Rabu, 12 Januari 2011

Tokoh Lintas Agama Kritik SBY

JAKARTA -- Pemerintahan Presiden Susilo Bambang Yudhoyono (SBY) mendapatkan kritik keras dari para tokoh lintas agama di Gedung Dakwah PP Muhammadiyah, Senin, 10 Januari. Dalam pernyataan sikapnya, mereka mengkritik pemerintah telah melakukan banyak kebohongan publik. Karena itu, mereka mencanangkan tahun ini sebagai tahun perlawanan terhadap kebohongan dan pengkhianatan.

Beberapa di antara tokoh lintas agama yang hadir untuk pernyataan terbuka tersebut adalah Ketua Umum PP Muhammadiyah, Din Syamsuddin, Ketua Konferensi Wali Gereja Indonesia (KWI), Mgr Martinus Situmorang, Ketua Persatuan Gereja-Gereja Indonesia (PGI), Pendeta Andreas Yewangoe, Buya Syafii
Maarif, Franz Magnis Suseno, KH Salahuddin Wahid, dan Biku Sri Pannyavaro.
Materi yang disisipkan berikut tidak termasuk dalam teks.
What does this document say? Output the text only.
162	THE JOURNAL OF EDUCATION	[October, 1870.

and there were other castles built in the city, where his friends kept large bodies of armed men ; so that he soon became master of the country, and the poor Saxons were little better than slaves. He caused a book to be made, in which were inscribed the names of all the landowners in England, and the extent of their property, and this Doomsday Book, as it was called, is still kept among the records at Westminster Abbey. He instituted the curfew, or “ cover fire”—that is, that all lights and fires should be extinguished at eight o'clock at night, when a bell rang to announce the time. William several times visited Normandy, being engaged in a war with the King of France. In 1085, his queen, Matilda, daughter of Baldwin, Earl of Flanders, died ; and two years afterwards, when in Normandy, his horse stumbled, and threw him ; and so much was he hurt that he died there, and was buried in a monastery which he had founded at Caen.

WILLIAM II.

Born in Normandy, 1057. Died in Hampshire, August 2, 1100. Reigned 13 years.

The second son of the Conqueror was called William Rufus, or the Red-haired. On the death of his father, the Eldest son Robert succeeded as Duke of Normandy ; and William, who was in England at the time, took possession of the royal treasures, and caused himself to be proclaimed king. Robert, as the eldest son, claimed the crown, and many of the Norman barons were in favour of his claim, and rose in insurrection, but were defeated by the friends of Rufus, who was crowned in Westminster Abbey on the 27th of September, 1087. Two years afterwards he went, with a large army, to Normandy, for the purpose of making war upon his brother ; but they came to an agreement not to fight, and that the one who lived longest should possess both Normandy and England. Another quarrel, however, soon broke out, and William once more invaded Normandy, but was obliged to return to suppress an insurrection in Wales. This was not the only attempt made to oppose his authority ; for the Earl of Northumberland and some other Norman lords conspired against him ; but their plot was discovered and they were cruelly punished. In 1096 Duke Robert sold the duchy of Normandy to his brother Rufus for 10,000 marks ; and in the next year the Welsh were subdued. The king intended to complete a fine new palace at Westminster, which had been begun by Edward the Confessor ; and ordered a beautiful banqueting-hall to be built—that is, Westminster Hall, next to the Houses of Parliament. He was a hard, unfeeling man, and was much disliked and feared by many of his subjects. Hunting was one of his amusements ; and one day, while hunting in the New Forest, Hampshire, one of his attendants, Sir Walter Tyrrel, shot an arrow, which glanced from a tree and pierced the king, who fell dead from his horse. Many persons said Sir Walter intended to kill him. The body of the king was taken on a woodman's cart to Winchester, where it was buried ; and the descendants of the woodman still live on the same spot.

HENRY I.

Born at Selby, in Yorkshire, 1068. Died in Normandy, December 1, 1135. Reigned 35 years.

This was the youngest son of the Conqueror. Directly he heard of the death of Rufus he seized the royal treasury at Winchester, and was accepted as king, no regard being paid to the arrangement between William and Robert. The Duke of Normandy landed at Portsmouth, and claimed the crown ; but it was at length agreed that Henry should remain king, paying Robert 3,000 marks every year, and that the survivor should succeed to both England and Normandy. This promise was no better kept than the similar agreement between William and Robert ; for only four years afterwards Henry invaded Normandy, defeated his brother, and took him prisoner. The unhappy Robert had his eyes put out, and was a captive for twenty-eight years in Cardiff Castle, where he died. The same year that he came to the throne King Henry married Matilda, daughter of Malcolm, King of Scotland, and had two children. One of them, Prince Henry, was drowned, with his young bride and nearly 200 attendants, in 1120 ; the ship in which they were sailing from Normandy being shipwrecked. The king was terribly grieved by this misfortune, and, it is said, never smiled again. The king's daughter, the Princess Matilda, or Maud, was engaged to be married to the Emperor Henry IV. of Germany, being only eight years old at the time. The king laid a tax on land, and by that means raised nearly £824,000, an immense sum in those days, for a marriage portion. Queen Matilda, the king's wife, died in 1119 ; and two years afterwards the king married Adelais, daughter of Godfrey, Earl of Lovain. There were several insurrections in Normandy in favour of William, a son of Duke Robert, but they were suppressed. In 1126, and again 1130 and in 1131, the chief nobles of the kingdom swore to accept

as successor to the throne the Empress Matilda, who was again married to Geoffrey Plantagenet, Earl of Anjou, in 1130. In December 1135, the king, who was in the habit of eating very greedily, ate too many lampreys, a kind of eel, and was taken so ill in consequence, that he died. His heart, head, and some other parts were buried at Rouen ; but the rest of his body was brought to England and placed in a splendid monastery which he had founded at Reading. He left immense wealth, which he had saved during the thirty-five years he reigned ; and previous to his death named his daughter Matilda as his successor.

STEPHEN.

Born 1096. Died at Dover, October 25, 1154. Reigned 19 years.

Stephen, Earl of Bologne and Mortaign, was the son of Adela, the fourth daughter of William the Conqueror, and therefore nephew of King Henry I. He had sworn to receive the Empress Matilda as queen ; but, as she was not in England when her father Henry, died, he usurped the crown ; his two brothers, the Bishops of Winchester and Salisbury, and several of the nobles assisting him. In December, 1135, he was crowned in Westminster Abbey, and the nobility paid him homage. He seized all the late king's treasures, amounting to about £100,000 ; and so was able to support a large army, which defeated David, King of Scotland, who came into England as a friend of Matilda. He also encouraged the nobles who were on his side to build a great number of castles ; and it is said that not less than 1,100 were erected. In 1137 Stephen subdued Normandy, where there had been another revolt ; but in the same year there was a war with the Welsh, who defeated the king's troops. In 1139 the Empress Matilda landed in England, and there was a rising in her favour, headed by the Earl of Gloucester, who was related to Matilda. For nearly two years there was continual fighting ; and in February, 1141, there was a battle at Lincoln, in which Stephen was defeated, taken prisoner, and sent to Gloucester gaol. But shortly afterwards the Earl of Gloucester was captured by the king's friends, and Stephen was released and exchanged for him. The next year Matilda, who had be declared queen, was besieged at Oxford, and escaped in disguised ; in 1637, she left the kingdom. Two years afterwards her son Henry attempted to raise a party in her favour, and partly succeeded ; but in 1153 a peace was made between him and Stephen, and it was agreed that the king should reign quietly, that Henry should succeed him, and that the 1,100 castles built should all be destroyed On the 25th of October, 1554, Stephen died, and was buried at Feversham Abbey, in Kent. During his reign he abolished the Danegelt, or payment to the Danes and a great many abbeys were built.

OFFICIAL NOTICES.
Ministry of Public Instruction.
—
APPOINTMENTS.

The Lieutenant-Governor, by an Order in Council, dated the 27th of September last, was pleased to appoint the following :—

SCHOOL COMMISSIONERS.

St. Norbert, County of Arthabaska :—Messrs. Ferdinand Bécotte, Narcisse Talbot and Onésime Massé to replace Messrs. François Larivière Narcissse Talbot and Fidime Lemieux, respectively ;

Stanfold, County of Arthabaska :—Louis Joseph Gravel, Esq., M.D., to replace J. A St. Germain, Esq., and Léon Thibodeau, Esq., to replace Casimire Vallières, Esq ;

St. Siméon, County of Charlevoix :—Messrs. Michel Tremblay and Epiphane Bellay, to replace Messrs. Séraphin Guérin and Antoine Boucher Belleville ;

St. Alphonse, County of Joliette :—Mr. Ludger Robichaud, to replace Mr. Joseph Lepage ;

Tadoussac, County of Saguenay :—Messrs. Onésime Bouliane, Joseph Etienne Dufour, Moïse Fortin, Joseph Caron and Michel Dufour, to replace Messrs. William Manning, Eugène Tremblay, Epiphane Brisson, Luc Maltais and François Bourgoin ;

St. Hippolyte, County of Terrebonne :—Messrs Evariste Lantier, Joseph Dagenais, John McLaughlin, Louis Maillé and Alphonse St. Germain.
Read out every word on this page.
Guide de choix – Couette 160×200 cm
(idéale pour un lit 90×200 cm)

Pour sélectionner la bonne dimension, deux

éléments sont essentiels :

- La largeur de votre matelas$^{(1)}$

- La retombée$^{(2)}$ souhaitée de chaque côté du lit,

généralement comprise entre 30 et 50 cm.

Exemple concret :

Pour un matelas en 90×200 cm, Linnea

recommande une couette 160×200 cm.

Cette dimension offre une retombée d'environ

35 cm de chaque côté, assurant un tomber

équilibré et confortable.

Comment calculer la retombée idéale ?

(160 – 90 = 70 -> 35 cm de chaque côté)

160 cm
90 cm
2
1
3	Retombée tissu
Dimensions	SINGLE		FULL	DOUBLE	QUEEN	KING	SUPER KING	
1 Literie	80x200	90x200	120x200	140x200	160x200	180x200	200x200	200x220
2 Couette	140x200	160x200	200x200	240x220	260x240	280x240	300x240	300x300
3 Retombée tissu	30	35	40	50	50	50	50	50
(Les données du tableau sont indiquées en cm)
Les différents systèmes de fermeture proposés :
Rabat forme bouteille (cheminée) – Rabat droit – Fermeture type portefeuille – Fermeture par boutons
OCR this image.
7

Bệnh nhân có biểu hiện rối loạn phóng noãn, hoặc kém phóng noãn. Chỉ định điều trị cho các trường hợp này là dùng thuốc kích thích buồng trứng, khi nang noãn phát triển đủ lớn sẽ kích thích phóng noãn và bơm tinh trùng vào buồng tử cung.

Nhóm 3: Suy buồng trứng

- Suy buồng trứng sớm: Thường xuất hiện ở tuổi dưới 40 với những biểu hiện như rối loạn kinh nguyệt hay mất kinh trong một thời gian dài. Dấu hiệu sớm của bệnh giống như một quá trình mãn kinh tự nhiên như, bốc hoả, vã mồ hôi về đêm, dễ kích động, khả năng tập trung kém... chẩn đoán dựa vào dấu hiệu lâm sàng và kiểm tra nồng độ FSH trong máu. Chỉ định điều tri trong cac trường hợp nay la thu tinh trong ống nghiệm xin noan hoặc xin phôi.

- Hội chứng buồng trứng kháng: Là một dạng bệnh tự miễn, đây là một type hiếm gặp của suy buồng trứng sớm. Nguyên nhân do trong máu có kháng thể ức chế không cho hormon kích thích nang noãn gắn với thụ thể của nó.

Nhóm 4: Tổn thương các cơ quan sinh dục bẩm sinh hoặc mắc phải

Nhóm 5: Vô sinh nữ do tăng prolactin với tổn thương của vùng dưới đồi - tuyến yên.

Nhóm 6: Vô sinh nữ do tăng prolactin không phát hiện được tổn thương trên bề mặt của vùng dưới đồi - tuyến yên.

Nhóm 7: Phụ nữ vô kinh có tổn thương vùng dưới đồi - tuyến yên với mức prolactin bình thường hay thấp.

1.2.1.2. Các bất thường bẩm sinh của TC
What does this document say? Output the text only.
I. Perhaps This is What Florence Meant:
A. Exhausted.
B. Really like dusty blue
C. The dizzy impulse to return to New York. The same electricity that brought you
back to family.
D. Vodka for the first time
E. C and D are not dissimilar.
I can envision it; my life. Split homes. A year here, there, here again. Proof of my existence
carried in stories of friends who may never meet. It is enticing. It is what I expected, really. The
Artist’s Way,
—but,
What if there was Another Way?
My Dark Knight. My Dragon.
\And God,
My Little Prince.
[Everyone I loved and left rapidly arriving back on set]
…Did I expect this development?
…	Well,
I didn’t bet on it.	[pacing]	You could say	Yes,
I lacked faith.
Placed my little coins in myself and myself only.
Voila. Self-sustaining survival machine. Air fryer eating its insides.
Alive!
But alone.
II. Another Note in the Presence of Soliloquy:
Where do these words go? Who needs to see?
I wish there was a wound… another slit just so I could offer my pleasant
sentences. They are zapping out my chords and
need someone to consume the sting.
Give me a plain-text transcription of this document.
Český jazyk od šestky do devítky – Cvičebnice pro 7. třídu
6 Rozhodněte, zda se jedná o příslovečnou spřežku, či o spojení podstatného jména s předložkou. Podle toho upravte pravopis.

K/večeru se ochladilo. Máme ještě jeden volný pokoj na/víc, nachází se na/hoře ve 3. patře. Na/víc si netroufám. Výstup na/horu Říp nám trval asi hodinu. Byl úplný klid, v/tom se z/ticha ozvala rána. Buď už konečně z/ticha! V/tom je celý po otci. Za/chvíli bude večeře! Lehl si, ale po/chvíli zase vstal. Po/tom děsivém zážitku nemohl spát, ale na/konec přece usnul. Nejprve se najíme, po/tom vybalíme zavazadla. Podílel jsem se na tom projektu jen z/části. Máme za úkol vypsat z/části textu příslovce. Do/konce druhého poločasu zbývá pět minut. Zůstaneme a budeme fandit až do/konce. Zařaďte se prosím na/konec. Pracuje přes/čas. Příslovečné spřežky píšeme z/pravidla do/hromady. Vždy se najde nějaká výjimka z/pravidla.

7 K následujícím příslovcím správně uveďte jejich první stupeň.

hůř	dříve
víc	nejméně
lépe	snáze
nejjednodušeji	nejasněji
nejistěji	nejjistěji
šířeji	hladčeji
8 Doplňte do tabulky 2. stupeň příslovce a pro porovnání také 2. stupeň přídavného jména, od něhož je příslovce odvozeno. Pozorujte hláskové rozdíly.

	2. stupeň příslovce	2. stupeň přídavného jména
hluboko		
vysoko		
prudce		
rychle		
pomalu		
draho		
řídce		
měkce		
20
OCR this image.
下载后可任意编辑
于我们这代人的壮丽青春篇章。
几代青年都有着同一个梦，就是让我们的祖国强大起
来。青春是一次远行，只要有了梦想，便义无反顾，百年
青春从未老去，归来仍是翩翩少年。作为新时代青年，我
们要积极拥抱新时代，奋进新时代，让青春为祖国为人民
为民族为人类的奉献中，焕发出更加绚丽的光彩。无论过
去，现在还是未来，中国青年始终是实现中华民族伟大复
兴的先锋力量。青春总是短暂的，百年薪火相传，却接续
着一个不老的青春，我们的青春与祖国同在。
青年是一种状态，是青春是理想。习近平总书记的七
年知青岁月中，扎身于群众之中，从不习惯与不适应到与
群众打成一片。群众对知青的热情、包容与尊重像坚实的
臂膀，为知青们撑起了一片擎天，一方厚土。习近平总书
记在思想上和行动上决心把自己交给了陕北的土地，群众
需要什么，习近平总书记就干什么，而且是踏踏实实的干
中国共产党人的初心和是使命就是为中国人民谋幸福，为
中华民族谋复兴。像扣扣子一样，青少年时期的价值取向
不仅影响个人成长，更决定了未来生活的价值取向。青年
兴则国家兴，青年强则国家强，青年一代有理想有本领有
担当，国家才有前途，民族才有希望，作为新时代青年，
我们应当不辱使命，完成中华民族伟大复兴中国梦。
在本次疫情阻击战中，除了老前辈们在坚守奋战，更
Ikut pula dalam acara tersebut aktivis Haris Azhar dari Kontras, Anis Hidayah dari Migrant Care, Berry Furqan dari Walhi, dan Tama Satrya Langkun dari Indonesia Corruption Watch (ICW).
Buya mengungkapkan, saat ini kondisi bangsa rapuh di semua segi. Mulai segi moral hingga politik. Itu tak lepas dari komitmen pemerintah yang melempem dalam menindak kasus-kasus yang silih berganti dihadapi bangsa Indonesia.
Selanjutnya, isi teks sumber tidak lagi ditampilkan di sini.